Review

„You think it's the living who have the ultimate judgment over you, because the dead have no claim over your soul. But you may be mistaken…“

Recht umstritten war die Idee nach dem von Autor Leigh Whanell als Abschluss der Reihe gedachten dritten Teil noch ganze 3 weitere Teile zu verwirklichen. Und tatsächlich blieben sich die Fans uneinig, ob der Ansatz der neuen Autoren Marcus Dunston und Patrick Melton irgendwo hin führen sollte. IV war sehr komplex und man hat fast aus dem Nichts einen „Nachfolger“ Jigsaws erschaffen. Viele Fragen blieben offen und auch V hat die Story nur minimal vorwärts gebracht und Jigsaw’s Worte „In the end all the pieces will fit together“ wurden von vielen als hohle Phrase abgetan – zu groß waren die Plotholes, zu verwirrend die Chronologie. Mit VI bringen die Autoren nun ihre Trilogie zu Ende – und wie!

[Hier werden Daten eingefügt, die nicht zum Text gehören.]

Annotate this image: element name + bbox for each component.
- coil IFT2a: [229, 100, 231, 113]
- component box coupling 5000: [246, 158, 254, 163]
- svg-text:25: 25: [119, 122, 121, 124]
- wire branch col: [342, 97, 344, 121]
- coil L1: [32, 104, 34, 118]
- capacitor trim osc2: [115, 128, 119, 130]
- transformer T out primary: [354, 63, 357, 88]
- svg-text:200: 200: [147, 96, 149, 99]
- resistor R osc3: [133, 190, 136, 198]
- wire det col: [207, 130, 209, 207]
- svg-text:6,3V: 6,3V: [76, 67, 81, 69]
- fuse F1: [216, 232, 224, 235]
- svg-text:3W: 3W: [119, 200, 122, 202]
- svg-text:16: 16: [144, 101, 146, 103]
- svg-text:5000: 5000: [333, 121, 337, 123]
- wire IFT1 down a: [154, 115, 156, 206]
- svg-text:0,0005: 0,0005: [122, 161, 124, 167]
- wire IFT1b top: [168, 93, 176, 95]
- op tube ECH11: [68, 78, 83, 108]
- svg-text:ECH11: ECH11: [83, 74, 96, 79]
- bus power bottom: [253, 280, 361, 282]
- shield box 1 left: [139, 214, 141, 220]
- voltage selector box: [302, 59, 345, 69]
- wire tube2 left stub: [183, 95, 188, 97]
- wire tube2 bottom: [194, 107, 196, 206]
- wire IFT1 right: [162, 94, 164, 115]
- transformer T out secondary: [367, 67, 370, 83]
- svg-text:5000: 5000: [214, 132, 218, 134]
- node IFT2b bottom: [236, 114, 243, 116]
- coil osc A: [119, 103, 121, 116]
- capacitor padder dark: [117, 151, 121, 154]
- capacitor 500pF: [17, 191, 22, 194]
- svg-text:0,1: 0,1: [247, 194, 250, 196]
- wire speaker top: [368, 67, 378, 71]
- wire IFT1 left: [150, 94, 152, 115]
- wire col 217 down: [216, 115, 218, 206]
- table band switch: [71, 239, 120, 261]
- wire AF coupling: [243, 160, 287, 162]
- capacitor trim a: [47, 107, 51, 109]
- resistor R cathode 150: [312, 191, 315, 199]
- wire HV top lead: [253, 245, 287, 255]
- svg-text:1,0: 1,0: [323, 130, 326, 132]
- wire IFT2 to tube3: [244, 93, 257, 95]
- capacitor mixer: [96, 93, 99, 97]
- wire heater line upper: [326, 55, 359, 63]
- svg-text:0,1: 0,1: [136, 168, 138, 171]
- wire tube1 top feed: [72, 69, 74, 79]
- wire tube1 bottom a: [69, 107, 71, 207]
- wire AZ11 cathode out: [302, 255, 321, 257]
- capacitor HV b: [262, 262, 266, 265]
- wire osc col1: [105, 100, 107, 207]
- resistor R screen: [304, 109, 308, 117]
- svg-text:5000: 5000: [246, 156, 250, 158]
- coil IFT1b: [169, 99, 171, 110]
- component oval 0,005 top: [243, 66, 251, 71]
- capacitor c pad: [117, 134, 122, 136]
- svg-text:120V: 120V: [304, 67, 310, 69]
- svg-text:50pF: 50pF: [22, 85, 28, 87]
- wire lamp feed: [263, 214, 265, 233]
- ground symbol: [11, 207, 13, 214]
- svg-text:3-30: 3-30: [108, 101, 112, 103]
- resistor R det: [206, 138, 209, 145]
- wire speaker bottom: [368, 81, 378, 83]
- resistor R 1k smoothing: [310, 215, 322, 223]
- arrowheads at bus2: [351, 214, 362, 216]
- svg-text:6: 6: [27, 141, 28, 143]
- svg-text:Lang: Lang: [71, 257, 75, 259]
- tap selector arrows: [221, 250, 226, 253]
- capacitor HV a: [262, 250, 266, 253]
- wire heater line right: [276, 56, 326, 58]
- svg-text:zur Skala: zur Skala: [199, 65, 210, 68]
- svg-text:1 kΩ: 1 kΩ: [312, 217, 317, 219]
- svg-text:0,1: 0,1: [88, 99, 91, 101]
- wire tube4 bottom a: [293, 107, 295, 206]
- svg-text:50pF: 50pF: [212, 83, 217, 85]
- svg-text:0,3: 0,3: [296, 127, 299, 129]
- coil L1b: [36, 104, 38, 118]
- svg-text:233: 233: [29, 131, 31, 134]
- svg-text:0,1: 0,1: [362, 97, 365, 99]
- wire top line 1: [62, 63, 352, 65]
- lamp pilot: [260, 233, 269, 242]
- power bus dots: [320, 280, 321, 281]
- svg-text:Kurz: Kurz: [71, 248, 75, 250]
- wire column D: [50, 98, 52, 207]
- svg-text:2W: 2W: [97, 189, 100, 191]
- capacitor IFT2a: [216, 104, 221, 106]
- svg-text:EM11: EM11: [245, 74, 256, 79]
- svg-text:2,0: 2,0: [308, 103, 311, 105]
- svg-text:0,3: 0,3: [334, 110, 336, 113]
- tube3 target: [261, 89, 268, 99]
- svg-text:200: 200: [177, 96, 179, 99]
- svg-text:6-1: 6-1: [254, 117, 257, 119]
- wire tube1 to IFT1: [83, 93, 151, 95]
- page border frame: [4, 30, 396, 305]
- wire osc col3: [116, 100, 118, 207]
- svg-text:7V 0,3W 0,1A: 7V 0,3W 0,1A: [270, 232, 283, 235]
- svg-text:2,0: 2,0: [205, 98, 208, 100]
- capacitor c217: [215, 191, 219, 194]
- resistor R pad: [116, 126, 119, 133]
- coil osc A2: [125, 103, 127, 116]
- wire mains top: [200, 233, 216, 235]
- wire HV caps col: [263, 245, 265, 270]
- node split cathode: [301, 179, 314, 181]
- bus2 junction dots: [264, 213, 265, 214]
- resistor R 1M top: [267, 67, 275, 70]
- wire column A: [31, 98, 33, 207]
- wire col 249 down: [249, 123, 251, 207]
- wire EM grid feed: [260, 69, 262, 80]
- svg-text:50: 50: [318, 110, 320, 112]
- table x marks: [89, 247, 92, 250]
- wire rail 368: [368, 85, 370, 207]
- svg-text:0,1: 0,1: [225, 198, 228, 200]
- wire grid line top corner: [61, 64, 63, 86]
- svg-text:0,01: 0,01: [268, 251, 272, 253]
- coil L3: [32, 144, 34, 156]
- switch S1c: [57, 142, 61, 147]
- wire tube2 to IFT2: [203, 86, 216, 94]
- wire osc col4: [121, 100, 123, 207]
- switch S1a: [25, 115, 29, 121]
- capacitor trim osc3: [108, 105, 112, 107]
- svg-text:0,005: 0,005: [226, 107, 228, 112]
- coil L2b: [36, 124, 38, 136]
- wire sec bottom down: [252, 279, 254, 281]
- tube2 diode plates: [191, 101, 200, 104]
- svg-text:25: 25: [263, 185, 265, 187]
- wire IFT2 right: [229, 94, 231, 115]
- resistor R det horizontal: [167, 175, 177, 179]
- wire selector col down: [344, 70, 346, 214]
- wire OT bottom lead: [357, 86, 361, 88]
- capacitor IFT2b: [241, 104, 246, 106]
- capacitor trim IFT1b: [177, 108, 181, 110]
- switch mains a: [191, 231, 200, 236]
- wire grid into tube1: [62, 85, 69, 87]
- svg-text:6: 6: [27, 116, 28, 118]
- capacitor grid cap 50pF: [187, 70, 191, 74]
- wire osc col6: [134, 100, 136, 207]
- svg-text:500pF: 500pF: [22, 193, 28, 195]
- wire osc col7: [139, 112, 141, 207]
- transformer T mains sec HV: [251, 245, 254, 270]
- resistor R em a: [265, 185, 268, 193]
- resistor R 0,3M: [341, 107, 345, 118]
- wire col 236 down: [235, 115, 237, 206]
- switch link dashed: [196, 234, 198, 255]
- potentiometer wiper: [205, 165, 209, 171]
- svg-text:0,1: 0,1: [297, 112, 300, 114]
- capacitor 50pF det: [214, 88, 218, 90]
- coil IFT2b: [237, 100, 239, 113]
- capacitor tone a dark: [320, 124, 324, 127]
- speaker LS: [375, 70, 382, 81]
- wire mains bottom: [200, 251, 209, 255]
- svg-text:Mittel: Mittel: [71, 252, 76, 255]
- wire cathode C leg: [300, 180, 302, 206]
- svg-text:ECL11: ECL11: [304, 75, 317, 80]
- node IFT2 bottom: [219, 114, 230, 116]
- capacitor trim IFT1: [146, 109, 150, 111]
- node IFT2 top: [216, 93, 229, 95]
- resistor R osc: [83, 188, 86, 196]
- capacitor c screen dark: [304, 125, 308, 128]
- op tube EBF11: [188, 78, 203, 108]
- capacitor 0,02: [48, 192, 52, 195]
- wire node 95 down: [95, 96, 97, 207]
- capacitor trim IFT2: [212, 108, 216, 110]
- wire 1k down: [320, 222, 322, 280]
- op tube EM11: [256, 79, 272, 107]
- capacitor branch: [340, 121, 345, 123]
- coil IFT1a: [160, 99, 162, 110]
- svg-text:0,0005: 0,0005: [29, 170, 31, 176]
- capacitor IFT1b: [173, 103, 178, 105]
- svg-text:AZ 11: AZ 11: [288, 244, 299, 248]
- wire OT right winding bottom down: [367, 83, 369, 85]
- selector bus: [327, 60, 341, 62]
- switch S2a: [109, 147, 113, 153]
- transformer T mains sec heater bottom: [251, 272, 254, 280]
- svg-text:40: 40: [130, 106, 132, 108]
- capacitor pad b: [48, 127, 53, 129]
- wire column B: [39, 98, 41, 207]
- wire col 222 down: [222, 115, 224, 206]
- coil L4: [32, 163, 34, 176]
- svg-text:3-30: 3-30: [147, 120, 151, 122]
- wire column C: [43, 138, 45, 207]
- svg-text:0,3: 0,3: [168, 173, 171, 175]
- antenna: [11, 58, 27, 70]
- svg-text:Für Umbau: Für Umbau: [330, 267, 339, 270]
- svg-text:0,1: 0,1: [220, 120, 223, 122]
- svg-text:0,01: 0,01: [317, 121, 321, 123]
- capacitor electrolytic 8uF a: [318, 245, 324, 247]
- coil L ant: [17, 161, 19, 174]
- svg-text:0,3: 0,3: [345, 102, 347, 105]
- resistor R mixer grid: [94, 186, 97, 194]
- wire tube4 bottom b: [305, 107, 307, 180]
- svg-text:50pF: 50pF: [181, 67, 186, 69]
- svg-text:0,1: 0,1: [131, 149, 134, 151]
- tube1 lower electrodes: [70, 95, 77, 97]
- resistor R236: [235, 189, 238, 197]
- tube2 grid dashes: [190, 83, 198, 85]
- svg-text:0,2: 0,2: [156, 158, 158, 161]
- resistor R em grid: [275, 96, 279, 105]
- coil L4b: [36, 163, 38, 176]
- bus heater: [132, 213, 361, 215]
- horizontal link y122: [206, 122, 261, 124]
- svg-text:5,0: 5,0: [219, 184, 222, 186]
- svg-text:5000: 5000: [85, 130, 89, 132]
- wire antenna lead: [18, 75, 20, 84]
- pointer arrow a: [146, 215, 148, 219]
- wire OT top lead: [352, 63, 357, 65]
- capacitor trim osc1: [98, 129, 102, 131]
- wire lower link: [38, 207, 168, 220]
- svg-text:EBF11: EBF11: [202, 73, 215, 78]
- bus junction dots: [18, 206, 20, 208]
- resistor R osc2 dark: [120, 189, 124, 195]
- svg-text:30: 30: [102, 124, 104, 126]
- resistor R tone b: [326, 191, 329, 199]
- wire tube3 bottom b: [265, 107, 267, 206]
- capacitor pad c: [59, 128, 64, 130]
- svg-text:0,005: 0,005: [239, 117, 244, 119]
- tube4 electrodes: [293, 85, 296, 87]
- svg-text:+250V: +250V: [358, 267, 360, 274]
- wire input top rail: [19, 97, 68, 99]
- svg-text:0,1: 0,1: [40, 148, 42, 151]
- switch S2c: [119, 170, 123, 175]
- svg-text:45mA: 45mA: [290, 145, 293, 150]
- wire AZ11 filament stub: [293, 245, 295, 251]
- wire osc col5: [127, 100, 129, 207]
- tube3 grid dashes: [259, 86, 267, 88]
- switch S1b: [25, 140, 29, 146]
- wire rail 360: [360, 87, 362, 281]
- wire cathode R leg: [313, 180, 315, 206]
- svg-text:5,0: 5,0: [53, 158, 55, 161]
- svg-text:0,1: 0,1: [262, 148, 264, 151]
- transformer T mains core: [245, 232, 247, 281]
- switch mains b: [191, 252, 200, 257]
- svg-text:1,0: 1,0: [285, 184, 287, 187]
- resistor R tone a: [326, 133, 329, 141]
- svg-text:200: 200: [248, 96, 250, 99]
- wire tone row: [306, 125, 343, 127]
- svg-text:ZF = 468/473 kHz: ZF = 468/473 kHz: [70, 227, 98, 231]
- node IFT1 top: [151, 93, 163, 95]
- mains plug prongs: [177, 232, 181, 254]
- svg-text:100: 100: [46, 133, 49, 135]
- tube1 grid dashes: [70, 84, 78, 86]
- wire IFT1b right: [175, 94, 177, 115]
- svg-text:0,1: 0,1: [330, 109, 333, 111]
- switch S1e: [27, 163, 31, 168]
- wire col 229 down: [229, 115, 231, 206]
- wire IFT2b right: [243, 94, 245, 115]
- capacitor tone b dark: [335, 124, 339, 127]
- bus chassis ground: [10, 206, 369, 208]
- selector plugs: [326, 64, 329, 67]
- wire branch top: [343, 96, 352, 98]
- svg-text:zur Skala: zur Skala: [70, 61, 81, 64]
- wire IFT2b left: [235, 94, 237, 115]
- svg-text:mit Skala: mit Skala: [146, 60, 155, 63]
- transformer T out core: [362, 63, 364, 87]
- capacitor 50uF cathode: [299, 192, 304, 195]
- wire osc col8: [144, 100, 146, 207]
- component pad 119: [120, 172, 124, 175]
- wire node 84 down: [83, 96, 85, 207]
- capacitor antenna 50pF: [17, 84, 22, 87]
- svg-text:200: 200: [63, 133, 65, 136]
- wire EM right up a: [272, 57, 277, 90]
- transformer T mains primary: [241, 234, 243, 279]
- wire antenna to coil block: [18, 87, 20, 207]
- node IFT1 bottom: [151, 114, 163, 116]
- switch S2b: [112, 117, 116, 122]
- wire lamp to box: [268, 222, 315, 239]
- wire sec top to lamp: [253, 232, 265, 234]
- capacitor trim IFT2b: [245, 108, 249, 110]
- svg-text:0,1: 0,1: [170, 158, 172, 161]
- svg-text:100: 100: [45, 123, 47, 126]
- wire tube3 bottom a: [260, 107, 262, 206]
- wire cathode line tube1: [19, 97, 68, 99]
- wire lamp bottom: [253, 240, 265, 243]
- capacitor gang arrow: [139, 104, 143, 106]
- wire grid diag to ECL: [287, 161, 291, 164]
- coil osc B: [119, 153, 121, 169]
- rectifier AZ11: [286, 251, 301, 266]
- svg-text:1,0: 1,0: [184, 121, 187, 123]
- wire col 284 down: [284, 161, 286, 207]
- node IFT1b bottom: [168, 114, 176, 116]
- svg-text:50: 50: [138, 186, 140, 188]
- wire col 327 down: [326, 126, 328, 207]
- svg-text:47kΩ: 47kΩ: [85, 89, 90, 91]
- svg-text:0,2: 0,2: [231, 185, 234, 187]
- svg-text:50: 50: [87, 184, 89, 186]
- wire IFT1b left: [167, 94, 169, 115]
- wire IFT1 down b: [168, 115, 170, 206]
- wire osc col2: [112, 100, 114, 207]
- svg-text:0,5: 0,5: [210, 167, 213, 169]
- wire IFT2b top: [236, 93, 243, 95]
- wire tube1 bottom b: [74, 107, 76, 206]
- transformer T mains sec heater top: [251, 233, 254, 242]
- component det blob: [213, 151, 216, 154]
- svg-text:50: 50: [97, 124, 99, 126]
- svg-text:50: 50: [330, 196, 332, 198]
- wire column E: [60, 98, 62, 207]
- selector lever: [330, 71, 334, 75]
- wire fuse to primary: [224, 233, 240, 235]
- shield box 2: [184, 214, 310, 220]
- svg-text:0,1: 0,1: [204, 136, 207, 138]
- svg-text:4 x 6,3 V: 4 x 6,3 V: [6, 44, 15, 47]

VI macht nicht den Fehler von IV und vor allem V sich sehr stark an die anderen Filme zu klammern, einige Fragen zu beantworten, aber eigentlich kaum etwas eigenes zu erzählen. Nein, VI handelt von Gesundheitsversicherungs-Boss William (Peter Outerbridge) und seinem ganz persönlichen Dillemma. Nebenbei versucht Hoffman (Costas Mandylor) seine Identität als Gehilfe Jigsaws (Tobin Bell) geheimzuhalten. Als dritten Plot gibt es schließlich wieder Sequenzen aus Jigsaw’s Vergangenheit, die sich hier aber komplett organisch einfügen und zur Haupthandlung beitragen. Alles wirkt wie aus einem Guss, kein Flashback, keine Szene, die nicht von Bedeutung für die aktuelle Handlung wäre. Und diese hat es wirklich in sich. Spannend von der ersten bis zur letzten Sekunde wird nicht nur eine in sich geschlossene Story erzählt, sondern es werden auch so ziemlich alle offenen Fragen aus den Vorgängern beantwortet. Ganz besonders toll ist, dass Jigsaw’s Ex Jill (Betsy Russel) und Hoffman endlich richtig Tiefe bekommen und ihre Rollen im Gesamtpuzzle verständlich werden. Vor allem Hoffman macht eine große Wandlung durch und hat endlich die nötige Glaubwürdigkeit – der heimliche Star des Films. Auch Amanda (Shawnee Smith) taucht für einige Szenen wieder auf und spielt eine entscheidende Rolle. Und tatsächlich können die Autoren ihr Versprechen einlösen und am Ende passt alles zusammen. Jigsaw’s Plan wird komplett enthüllt und die Rolle aller Figuren erläutert – wenn VI endet könnte es sehr gut der letzte der Reihe sein (VII und VIII sind schon angekündigt). Im Gegensatz zum letzten Teil gibt es dabei auch eine ganze Reihe an Twists, wovon einige selbst Hardcore-Fans der Reihe vom Hocker hauen dürften – und das ganze ohne irgendwelche Figuren aus dem Nichts zu erschaffen…

Kevin Greutert’s Inszenierung folgt im Wesentlichen Hackl’s Stil – weniger extreme Farbfilter, ruhigere Kamera, kaum noch Transitions. Der Film ist insgesamt sehr düster. Charlie Clouser liefert wieder die Musik, welche diesmal viele neue Stücke beinhaltet und so einiges hermacht. Überhaupt ist das Sounddesign wieder mal State of the Art.

In Punkto Gewalt sei erwähnt, dass der Fokus von VI eindeutig auf der Story liegt, d.h. Anzahl und Screentime der Fallen wurde reduziert. Wenn dann aber gefoltert wird, geht es so kompromisslos und einfallsreich wie noch nie zur Sache. Schon die Eröffnungssequenz ist heftiger als alles, was in V zu sehen war. Und das Ende erst… ja die letzten Sekunden des Films sind vielleicht das krasseste, was es bisher im Kino zu sehen gab… der Begriff „Überlebenswille“ wird quasi neu definiert… das muss man sehen, um es zu glauben…

Insgesamt ist SAW VI genau das, was Fans der Reihe erwarten. Der Bogen wird so logisch wie wendungsreich geschlossen. Komplett zufrieden. Perfekt.